La Venezuela que nos merecemos los venezolanos
Las playas, la música, la comida y las mujeres no son lo más bello que tiene Venezuela. Es su gente. Los venezolanos compartimos una cultura hermosísima que aún con nuestro idioma infinitamente matizado no podemos describir. El vínculo que compartimos los que ponemos pie en esta tierra es más rico y fuerte que la suma de sus partes.
Desde la Declaración de Independencia, los venezolanos han tomado en sus manos lo que les pertenece, haciendo libre uso de su soberanía.
Pero hemos perdido de vista lo importante: esa vista.
Cuando miro el Ávila recuerdo por qué me gusta mi ciudad, por qué vivir en ella vale todas las penas. Compartir con los caraqueños la inmensa ola que rodea el valle es un buen despertar todos los días.
Ezequiel Martínez Estrada, visionario, se dio cuenta de la moderna perversión de los sentidos que implica la vida en una urbe actual. El despropósito de todos nuestros sentidos debe ser una preocupación para los que aprecian la vida citadina como debe ser.
Nuestras capacidades corpóreas de apreciación natural se han convertido en escudos, en una coraza que nos protege de los escudos de los otros. Ya no vemos la belleza de la arquitectura o del cielo, apenas miramos el suelo o un poco más allá de nuestra nariz para no tropezarnos. No escuchamos la suave música del hablar citadino sino los gritos y cornetas. No olemos las flores que nos trae la brisa, la basura nos perturba. No tenemos un gusto propio, lo hemos dejado de lado por los de otros. Y finalmente nuestro tacto se ha fortalecido a manera de insensibilizarse.
Pero ¿qué hay del sexto, séptimo y los demás sentidos? Yo creo que hay que sentir a Venezuela con todo. Lo que yo siento hacia otros venezolanos es también un sentido, una manera de sentir. Y ella también ha cambiado.
Cómo yo siento el suelo que piso ha cambiado. Cómo disfruto mi arepa. Cómo me despierto cada mañana para una clase de historia, una clase que me enseña no lo afirmativo sino lo positivo venezolano. Ha cambiado. Me di cuenta de que estaba ciega.

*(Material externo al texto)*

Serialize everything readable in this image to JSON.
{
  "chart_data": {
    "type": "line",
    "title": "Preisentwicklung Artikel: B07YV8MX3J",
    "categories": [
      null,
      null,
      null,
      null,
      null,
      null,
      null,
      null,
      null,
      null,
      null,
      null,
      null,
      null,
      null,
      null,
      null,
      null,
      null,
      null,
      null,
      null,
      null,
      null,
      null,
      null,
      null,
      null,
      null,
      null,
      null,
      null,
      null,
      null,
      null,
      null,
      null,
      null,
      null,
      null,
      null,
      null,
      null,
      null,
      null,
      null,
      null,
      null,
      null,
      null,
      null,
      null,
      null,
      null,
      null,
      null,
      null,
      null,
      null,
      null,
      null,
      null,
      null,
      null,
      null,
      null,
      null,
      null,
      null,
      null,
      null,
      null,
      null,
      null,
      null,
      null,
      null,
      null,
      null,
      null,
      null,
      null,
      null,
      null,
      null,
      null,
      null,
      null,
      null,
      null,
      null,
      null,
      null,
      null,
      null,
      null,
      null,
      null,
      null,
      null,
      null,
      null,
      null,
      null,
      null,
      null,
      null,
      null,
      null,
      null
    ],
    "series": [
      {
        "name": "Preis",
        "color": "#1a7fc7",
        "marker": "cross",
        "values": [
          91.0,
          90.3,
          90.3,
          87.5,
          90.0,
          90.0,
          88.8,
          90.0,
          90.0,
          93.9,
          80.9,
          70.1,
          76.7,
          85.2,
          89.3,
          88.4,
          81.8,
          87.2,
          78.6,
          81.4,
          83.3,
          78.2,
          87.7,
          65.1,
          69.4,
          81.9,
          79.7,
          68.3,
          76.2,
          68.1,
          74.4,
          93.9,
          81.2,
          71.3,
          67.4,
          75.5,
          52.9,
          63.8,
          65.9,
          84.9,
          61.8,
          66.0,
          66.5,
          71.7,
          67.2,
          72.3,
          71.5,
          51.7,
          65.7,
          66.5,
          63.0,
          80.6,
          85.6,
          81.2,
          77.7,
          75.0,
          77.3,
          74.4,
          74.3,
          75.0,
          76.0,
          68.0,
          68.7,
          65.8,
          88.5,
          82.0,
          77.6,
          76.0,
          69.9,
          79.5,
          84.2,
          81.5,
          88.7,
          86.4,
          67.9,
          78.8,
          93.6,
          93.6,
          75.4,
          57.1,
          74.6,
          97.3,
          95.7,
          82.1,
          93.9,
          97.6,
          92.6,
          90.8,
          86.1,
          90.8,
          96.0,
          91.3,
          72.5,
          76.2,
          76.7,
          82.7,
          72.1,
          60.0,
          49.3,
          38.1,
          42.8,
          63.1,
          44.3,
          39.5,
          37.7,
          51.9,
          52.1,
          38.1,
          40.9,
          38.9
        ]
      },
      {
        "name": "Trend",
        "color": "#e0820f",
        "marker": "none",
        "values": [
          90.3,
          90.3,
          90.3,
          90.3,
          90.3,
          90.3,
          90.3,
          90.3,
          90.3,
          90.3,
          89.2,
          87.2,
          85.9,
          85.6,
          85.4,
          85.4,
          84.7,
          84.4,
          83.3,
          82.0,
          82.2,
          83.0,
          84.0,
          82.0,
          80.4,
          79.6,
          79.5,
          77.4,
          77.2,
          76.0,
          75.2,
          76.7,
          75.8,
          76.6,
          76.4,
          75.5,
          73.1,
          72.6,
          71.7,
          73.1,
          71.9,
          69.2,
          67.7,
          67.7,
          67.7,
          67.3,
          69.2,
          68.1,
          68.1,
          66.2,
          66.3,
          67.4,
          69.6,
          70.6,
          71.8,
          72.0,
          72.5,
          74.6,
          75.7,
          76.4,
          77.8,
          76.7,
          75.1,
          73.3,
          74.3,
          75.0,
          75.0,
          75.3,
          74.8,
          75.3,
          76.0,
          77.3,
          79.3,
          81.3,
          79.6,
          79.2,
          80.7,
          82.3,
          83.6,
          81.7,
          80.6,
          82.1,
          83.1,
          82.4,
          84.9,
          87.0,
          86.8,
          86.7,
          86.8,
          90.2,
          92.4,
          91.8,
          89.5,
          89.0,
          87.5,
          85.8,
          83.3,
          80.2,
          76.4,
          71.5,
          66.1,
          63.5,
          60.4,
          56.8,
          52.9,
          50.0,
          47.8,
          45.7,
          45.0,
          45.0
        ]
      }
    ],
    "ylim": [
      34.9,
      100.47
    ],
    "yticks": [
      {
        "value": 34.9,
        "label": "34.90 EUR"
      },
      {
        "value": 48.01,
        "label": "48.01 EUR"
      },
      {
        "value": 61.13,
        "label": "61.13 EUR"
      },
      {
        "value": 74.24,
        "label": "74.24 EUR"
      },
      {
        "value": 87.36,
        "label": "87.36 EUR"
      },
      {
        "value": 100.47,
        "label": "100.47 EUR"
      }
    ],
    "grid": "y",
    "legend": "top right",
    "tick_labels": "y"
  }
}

Me dejé cegar por un velo de niebla. Una niebla sediciosa que ha caído sobre mí y mis hermanos venezolanos. Un engaño con el que nos quieren hacer pensar que lo mejor siempre lo tienen los otros, que por más que nos esforcemos no podremos llegar a donde nos propongamos.
La historia de Venezuela me ayudó a desvelarme. Revisarme a mí misma y darme cuenta de que estoy en el país más bello del mundo. Y darme cuenta de que la manera de desvelar a los otros es iluminarlos con su historia y con su pasado. Con la obra de nuestros próceres e intelectuales olvidados.
Los Bolívar, los Miranda, los Briceño Iragorry, los Picón Salas, los Mijares, los Seijas, los Uslar Pietri. Cuando miramos hacia atrás, realmente viendo, encontramos una identidad pura que se formó con esfuerzo y ganas.
No podemos dejar en el olvido llenos de polvo a quienes trajeron la modernidad a nuestro país, quienes compartieron con nosotros su luz y en su altruismo guiaron a nuestras futuras generaciones.
Entender cómo se formó mi país me ayudó a entender el daño que se le está haciendo. No hay mejor aprendizaje que el que busca uno mismo. Cuando me interesé realmente fue cuando me sentí diferente.
Recuperando nuestras raíces podemos poco a poco recuperar nuestros sentidos. Volver a ser unos con otros y compartir el país que queremos.
Muchos dicen que los jóvenes son el futuro, pero no se dan cuenta de que son el presente. El día es hoy y debemos tomarlo.
Para tener la Venezuela que nos merecemos debemos tratar de ser los venezolanos que ella merece. Educar a los jóvenes en su historia es el primer paso de acción hacia una mejor Venezuela y para recordarlo sólo necesitamos mirar al Ávila.